Front page continued (72) Inventor Toshihisa Hiroshima 1006 Kadoma, Kadoma-shi, Osaka Matsushita Electric Industrial Co., Ltd.

Claims (11)

[Claims] 1. A hydrogen storage alloy powder and a binder,
The weight ratio of styrene to butadiene is 100: 30 to 100
A mixture containing a styrene-butadiene copolymer which is a polymer, a polymer substance that imparts hydrophilicity to the electrode, and carbon black, a punching metal of a conductive support that supports the mixture, and a water repellent surface on the electrode. A hydrogen storage alloy electrode containing a water repellent to be applied. 2. The hydrogen storage alloy electrode according to claim 1, wherein the addition ratio of the styrene-butadiene copolymer in the mixture is 0.3 to 2.0 parts by weight with respect to 100 parts by weight of the hydrogen storage alloy powder. 3. The punching metal has a hole diameter of 1.0 mm or more and 2.5 mm or less, and a triangle formed by connecting the centers of three adjacent holes has a vertical angle smaller than both base angles. The hydrogen storage alloy electrode according to claim 1, wherein the hydrogen storage alloy electrode is perforated in a perforation pattern forming an isosceles triangle to be filled, and at least one set of facing plain portions is provided at an end of the perforation portion. 4. The apex angle of the triangle is 46 ° to 58.

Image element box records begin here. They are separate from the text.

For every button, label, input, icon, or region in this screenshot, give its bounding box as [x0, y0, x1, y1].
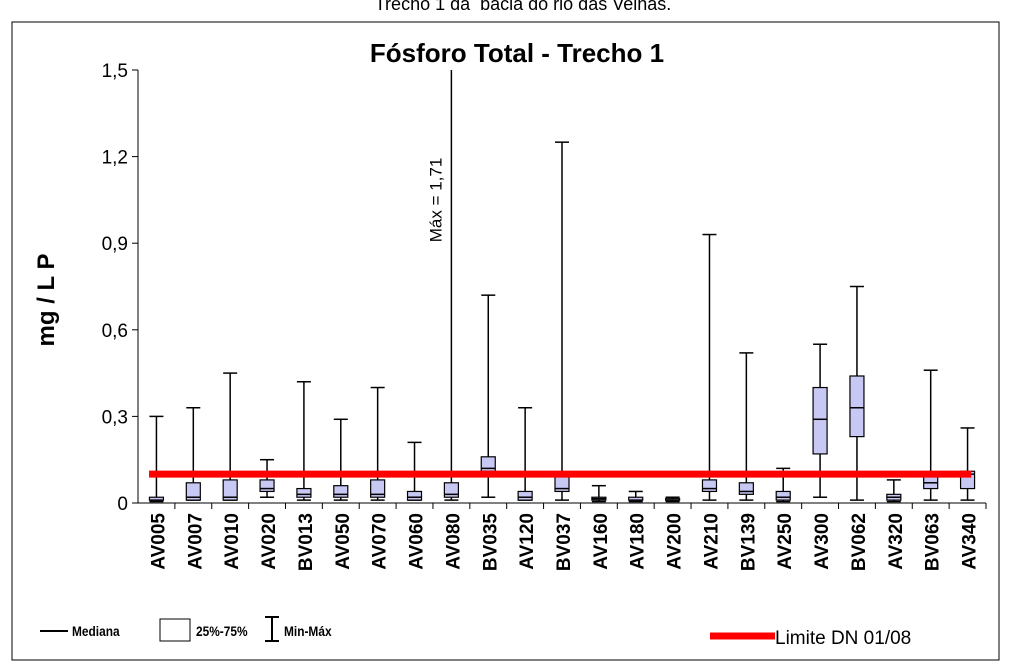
chart-title: Fósforo Total - Trecho 1: [370, 38, 664, 68]
y-tick-label: 0: [117, 494, 128, 515]
chart-frame: [11, 21, 1000, 661]
box: [185, 482, 201, 501]
y-tick-label: 1,5: [102, 61, 128, 82]
box: [849, 375, 865, 438]
box: [333, 485, 349, 498]
legend-label: Min-Máx: [284, 623, 332, 639]
box: [406, 490, 423, 501]
legend-label: Mediana: [72, 623, 120, 639]
x-tick-label: AV340: [960, 513, 981, 570]
x-tick-label: AV010: [222, 513, 243, 570]
plot-area: [148, 70, 976, 503]
box: [259, 479, 275, 493]
x-tick-label: AV180: [628, 513, 649, 570]
caption: Trecho 1 da bacia do rio das Velhas.: [375, 0, 672, 14]
x-tick-label: AV120: [517, 513, 538, 570]
x-tick-label: BV062: [849, 513, 870, 571]
annotation: Máx = 1,71: [426, 158, 445, 243]
x-tick-label: AV300: [812, 513, 833, 570]
box: [517, 490, 533, 501]
y-tick-label: 0,9: [102, 234, 128, 255]
box: [370, 479, 386, 498]
y-tick-label: 0,3: [102, 407, 128, 428]
x-tick-label: BV139: [738, 513, 759, 571]
x-tick-label: AV050: [333, 513, 354, 570]
y-axis-label: mg / L P: [33, 254, 60, 347]
legend-box-icon: [159, 618, 191, 642]
x-tick-label: BV063: [923, 513, 944, 571]
y-tick-label: 0,6: [102, 321, 128, 342]
x-tick-label: BV013: [296, 513, 317, 571]
y-tick-label: 1,2: [102, 148, 128, 169]
x-tick-label: BV035: [480, 513, 501, 572]
box: [738, 482, 754, 495]
legend: [40, 616, 775, 642]
x-tick-label: AV320: [886, 513, 907, 570]
x-tick-label: AV200: [665, 513, 686, 570]
x-tick-label: AV020: [259, 513, 280, 570]
x-tick-label: BV037: [554, 513, 575, 571]
x-tick-label: AV160: [591, 513, 612, 570]
legend-label: 25%-75%: [196, 623, 248, 639]
box: [812, 386, 828, 455]
x-tick-label: AV250: [775, 513, 796, 570]
x-tick-label: AV005: [148, 513, 169, 570]
x-tick-label: AV210: [701, 513, 722, 570]
x-tick-label: AV080: [443, 513, 464, 570]
x-tick-label: AV060: [407, 513, 428, 570]
x-tick-label: AV007: [185, 513, 206, 570]
box: [701, 479, 718, 493]
x-tick-label: AV070: [370, 513, 391, 570]
box: [775, 490, 791, 501]
box: [222, 479, 238, 501]
legend-whisker-icon: [265, 616, 279, 642]
box: [296, 487, 312, 498]
legend-label: Limite DN 01/08: [775, 628, 911, 649]
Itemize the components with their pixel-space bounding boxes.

The hydrogen storage alloy electrode according to claim 3, wherein the angle of the base angle is 67 ° to 61 °. 5. The punching metal has a thickness of 4
The hydrogen storage alloy electrode according to claim 3 or 4, wherein the perforated portion has an aperture ratio of 35 to 61%. 6. The polymer substance that imparts hydrophilicity to the electrode is a sodium salt of carboxymethyl cellulose, and the addition ratio in the mixture is 0.05 to 2. per 100 parts by weight of the hydrogen storage alloy powder. The hydrogen storage alloy electrode according to claim 1, which is 0 part by weight. 7. The hydrogen storage alloy electrode according to claim 1, wherein the addition ratio of carbon black in the mixture is 0.05 to 1.5 parts by weight with respect to 100 parts by weight of the hydrogen storage alloy powder. 8. The water-repellent agent is polytetrafluoroethylene or a copolymer of tetrafluoroethylene and hexafluoropropylene, and the amount deposited on the electrode surface is 0.1 to 1.0 mg / unit surface area. The hydrogen storage alloy electrode according to claim 1, which has a cm ² . 9. An electrode group consisting of a negative electrode comprising the hydrogen storage alloy electrode according to any one of claims 1 to 8, a separator and a nickel positive electrode, an alkaline electrolyte, and a safety valve, which accommodates the electrode group and the electrolyte solution. A sealed nickel-metal hydride storage battery consisting of a sealed battery case. 10. An electrode group in which a negative electrode composed of a hydrogen storage alloy electrode, a nickel positive electrode, and a separator separating the two electrodes are wound on a cylindrical roll having a spiral cross section, an alkaline electrolyte,
And, consisting of a sealed battery case containing a safety valve and containing the electrode group and an electrolytic solution, the hydrogen storage alloy electrode, a mixture mainly composed of hydrogen storage alloy powder and a punching metal of a conductive support for supporting the mixture. Including, the punching metal has a hole diameter of 1.0 mm or more and 2.5 mm
Below, the apex angle of a triangle formed by connecting the centers of three adjacent holes is 46 ° to 58 °, and the base angle is 67 ° to 61 °.
Is punched in a perforation pattern that forms an isosceles triangle that satisfies the condition of °, and has a plain portion at the end of the perforated portion that corresponds to the axial end of the cylindrical roll, and the base of the triangle is A sealed nickel-hydrogen storage battery in a plane perpendicular to the axis of the cylindrical roll. 11. The punching metal has a thickness of 40 to 80 μm and an aperture ratio of a perforated portion of 35 to 61%.
The sealed nickel-metal hydride storage battery according to claim 10.